One of the techniques used in drilling wells for oil and gas exploration and
extraction is injection of water, sand, and toxic chemicals, which can
pollute underground sources of drinking water.  In effect, the
Bingaman-Inhofe amendment blocks regulation of coalbed methane wells for the
duration of new studies and potentially suspends existing drinking water
regulation of all other oil and gas wells at the end of the studies.

The Senate leadership has announced plans to complete action on the energy
bill when it returns from its two-week recess on April 9.  At that time, it
will likely take up the issue of drilling in the Arctic National Wildlife
Refuge.
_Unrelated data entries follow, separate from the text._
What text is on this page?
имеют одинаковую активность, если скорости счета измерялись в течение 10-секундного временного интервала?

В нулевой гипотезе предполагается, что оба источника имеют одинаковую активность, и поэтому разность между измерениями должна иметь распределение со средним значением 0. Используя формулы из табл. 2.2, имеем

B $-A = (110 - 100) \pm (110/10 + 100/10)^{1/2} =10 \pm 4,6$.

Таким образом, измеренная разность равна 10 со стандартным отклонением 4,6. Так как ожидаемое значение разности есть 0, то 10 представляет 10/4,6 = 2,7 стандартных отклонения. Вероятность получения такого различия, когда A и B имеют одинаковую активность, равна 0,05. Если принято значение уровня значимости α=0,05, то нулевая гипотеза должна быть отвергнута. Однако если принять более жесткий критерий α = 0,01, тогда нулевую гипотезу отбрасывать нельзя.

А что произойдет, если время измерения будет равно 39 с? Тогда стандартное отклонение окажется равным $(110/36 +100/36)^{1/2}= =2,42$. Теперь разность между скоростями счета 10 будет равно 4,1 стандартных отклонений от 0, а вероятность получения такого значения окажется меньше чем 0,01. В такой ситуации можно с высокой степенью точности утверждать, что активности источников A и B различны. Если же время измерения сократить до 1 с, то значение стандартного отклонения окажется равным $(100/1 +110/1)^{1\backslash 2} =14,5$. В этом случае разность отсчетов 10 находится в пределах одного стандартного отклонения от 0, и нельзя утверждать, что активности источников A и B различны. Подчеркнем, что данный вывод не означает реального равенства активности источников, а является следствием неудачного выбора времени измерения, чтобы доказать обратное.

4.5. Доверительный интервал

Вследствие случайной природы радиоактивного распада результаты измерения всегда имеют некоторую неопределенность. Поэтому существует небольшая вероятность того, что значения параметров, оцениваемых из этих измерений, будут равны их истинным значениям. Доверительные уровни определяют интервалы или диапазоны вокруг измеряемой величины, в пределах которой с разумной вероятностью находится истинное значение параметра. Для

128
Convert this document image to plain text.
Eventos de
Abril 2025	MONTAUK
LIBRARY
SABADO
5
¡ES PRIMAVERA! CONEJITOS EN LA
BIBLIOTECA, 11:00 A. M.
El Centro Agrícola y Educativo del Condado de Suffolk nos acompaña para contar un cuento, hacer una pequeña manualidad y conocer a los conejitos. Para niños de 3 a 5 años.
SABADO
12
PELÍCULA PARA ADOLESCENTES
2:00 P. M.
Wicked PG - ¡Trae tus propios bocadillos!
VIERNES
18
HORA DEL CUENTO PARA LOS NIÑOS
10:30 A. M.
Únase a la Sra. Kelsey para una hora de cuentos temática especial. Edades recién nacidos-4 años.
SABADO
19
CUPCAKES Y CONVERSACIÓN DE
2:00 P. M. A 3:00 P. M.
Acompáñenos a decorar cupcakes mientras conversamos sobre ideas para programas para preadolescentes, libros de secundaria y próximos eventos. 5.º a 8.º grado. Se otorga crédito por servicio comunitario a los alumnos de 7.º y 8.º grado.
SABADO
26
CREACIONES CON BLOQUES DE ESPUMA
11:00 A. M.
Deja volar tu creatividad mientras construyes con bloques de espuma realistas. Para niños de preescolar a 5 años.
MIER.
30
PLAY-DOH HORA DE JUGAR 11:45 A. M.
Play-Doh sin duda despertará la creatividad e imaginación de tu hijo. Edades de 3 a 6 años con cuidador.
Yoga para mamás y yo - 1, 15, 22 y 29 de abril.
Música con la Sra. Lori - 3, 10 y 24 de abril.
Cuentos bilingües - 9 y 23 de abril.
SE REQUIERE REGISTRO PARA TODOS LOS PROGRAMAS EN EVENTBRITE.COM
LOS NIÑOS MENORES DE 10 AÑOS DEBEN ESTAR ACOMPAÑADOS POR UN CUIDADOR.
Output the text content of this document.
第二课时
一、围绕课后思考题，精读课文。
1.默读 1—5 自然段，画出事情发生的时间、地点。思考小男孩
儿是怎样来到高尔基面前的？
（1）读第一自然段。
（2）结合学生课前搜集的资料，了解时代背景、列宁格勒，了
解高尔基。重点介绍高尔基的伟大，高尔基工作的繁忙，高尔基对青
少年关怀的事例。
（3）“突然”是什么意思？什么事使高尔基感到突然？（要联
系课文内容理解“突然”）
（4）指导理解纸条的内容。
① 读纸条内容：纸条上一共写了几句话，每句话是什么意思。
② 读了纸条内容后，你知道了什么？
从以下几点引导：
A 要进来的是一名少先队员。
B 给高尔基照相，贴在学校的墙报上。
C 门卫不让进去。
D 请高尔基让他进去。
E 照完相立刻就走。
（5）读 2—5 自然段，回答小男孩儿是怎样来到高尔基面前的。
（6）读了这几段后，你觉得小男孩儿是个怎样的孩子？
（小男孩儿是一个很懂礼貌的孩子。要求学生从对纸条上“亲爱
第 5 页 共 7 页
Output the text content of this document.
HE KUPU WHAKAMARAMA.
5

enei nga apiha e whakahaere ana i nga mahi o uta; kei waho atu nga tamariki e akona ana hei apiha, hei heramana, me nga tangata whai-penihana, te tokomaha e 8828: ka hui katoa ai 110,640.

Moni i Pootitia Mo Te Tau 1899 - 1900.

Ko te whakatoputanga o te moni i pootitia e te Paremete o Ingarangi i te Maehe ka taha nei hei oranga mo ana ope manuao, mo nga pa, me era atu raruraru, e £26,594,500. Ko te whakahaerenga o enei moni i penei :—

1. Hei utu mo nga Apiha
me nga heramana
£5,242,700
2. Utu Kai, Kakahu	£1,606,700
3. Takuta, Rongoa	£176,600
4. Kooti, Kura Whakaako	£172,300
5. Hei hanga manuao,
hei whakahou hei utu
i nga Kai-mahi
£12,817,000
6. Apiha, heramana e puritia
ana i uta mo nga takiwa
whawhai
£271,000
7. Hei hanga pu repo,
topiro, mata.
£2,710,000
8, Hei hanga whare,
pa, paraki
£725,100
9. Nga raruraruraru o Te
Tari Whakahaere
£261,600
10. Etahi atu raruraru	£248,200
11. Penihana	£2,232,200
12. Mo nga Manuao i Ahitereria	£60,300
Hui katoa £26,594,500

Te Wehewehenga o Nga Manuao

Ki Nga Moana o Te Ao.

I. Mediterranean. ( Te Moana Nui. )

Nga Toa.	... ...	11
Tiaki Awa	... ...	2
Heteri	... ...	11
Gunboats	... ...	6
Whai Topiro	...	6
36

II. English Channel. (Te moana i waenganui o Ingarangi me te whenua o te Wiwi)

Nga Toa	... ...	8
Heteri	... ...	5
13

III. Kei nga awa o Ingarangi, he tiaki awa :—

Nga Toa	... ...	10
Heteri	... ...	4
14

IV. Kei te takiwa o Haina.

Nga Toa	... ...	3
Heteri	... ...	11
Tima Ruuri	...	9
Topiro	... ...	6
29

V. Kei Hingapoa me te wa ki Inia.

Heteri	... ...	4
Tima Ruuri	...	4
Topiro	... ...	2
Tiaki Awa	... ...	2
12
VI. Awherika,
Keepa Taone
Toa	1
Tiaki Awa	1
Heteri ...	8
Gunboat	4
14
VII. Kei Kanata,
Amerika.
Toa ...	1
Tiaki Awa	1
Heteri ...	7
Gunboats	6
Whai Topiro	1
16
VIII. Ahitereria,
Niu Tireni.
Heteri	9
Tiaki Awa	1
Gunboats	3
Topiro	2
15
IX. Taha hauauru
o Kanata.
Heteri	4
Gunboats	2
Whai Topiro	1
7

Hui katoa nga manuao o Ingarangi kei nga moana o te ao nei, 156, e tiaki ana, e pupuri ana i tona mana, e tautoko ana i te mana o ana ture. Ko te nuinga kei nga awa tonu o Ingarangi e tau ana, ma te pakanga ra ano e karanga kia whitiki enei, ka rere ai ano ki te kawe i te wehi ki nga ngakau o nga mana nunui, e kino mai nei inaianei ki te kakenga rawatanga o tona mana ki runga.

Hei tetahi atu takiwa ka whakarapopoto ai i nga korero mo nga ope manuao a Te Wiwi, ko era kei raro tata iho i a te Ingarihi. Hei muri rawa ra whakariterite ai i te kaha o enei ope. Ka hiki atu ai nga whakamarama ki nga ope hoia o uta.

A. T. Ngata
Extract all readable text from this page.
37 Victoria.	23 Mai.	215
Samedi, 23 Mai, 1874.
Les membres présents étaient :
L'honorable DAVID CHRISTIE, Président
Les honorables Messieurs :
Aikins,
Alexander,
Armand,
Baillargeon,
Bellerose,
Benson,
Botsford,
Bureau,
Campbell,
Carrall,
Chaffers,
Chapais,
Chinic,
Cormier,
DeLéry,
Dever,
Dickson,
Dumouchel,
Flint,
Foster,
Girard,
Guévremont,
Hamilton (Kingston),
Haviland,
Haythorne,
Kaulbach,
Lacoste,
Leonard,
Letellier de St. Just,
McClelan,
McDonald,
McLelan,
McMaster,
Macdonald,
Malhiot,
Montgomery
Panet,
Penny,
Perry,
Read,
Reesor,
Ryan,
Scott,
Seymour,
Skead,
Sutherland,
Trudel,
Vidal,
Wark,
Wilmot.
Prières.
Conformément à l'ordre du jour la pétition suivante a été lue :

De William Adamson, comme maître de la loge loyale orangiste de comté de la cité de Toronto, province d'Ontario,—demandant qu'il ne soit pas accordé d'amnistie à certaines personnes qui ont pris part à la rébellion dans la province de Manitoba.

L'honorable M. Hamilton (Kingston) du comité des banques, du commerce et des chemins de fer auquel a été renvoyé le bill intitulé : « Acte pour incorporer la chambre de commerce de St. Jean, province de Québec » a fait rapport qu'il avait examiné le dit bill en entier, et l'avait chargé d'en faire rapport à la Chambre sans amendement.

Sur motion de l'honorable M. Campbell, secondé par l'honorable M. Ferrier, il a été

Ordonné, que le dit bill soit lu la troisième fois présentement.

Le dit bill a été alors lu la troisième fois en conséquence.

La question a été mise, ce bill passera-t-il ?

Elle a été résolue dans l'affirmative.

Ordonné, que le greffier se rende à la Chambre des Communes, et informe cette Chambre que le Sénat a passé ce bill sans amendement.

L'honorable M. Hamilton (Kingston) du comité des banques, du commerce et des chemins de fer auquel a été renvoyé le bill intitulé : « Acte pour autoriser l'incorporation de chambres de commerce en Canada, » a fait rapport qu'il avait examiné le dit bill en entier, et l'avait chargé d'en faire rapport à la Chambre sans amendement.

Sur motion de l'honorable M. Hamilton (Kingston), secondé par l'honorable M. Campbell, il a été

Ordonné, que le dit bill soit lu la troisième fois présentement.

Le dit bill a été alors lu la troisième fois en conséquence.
U.S. Geological Survey data that demonstrates that the Refuge would
produce, at current consumption, only six months worth of oil that would not
reach the Lower 48 for ten years.  “The Senate’s next test after the recess
will be a vote on drilling the Arctic Wildlife Refuge,” said Megan Owens of
PIRGIM.  “To study for this test, they should listen to the overwhelming
majority of Americans, who oppose drilling and support protecting this
national treasure.”

“The Senate should pass an energy bill that protects America’s special
places like the Arctic National Wildlife Refuge, reduces our dependence on
foreign oil by cutting oil consumption, mitigates our over-reliance on
fossil fuels and nuclear power for electricity by significantly increasing
generation from clean renewable sources, and decreases pollution to our air,
land and water,” said Owens.  “If the Senate does anything short of that, it
fails to make the grade, and fails the American public.”